キリスト正教会の宣教師だったキリルとメトディは、スラブ人に布教するためにグラゴル文字を作り、スラブ語圏において広く使用されるようになったものの、ローマ教会の圧力を受け布教は失敗に終わる。キリルとメトディの死後、クリメントを初めとする弾圧された弟子たちはブルガリア皇帝ボリス1世の庇護を受けて布教を続け、やがて900年前後にグラゴル文字を改良してギリシャ文字に近い新たな文字を開発した。そしてその文字に師の名を冠し、キリル文字と名付けたそうだ!弟子が師匠を宣揚したのだなあ。。。
キリル文字はキリルとメトディに開発されたと勘違いされることも多い(ロシア発祥と勘違いされることは更に多い)が、実際にはこのように彼らの弟子クリメントらによって作られたものなのである。

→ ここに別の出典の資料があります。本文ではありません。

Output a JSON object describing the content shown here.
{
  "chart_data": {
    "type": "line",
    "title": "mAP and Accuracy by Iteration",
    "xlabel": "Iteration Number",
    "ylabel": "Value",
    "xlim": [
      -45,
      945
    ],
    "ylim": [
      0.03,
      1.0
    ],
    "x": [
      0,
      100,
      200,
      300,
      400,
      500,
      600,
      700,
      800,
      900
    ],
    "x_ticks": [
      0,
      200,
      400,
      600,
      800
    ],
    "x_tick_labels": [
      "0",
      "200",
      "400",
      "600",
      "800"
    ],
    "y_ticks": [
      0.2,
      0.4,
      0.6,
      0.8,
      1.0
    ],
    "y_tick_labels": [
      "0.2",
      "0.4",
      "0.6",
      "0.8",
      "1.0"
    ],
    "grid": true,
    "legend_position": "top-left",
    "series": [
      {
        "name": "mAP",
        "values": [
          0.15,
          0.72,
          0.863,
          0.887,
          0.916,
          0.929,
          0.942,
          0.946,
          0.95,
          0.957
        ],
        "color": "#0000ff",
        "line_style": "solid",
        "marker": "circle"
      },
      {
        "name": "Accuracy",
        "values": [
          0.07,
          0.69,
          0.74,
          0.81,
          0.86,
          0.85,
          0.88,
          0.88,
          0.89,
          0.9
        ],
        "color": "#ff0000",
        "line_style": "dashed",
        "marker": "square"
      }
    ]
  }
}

ブルガリア語には、女性名詞・男性名詞・中性名詞があり、更にそれぞれ複数形がある。また形容詞も、形容する名詞が男・女・中・複かによってそれぞれ語尾が変化する。
また全ての動詞は、①「私」 ②「あなた」 ③「彼・彼女・中性」 ④「私達」 ⑤「あなた達」 ⑥「彼ら」、つまり単数1人称~3人称及び複数1人称~3人称の計6種の変化を伴う。例えば(愛する)という意味の動詞のобичам(オビチャム)は、それぞれ;
①обичам 「私は愛する」
②обичаш 「あなたは愛する」
③обича  「彼(彼女)は愛する」
④обичаме 「私達は愛する」
⑤обичате  「あなた達は愛する」
⑥обичат  「彼らは愛する」
というように変化する。
なので、主語がなくても誰がどうするのかということが、大抵判断できるようになっている。ややこしいけれど、なんと合理的かと思う。
またこれも泣きたくなるほど悩ましい事なのだが、英語でいうところの”the”が、名詞の語尾につき、それらと一体化される。「そのコーヒー」とか「その先生」とか「その部屋」などと特定のものを示したい場合は、中性名詞である「кафе(コーヒー)」の語尾に「-то」を付けて「кафето」になる。さらに複数形になると「кафетата」となる。女性名詞の「стая(部屋)」だと、語尾に「-та」が付き「стаята」に、複数形は「стаите」になる。男の先生、女の先生がいるように、「先生」は「учител(男)」と「учителка(女)」に分けられ、複数の先生は「учители」となる。そして「その男の先生」や「その女の先生」、または「その先生達」と言いたければ、またそれぞれの語尾に「-ят」「-та」「-те」が付くという感じだ。これはブルガリア語独特のものだそうで(マケドニアもそうらしい)、実に泣きたくなる様なルールである。イエーイ(;’∀’)

ちなみに、苗字も語尾が変化するから面白い。
例えばうちのアパートメントの管理人のおいちゃんの苗字はディミトロフさん。おいちゃんの奥さんの苗字はディミトロヴァ(女性形はほとんどが a の発音で終わる)、ご一家はディミトロヴィとなる。イエーイ(;’∀’)

今朝、朝食をとりながら「今日はせっかくのキリル文字の日なので、ひとつ本の一節なんかをディクテーション大会してみようではないか!」と高尚な提案が出されたものの、ひえーと悲鳴を上げて逃げる息子を先頭に、その後それぞれが皆それぞれの趣味に没頭してしまい、結局何の変哲もない日曜日で終わってしまった。意思の弱い家族なのである。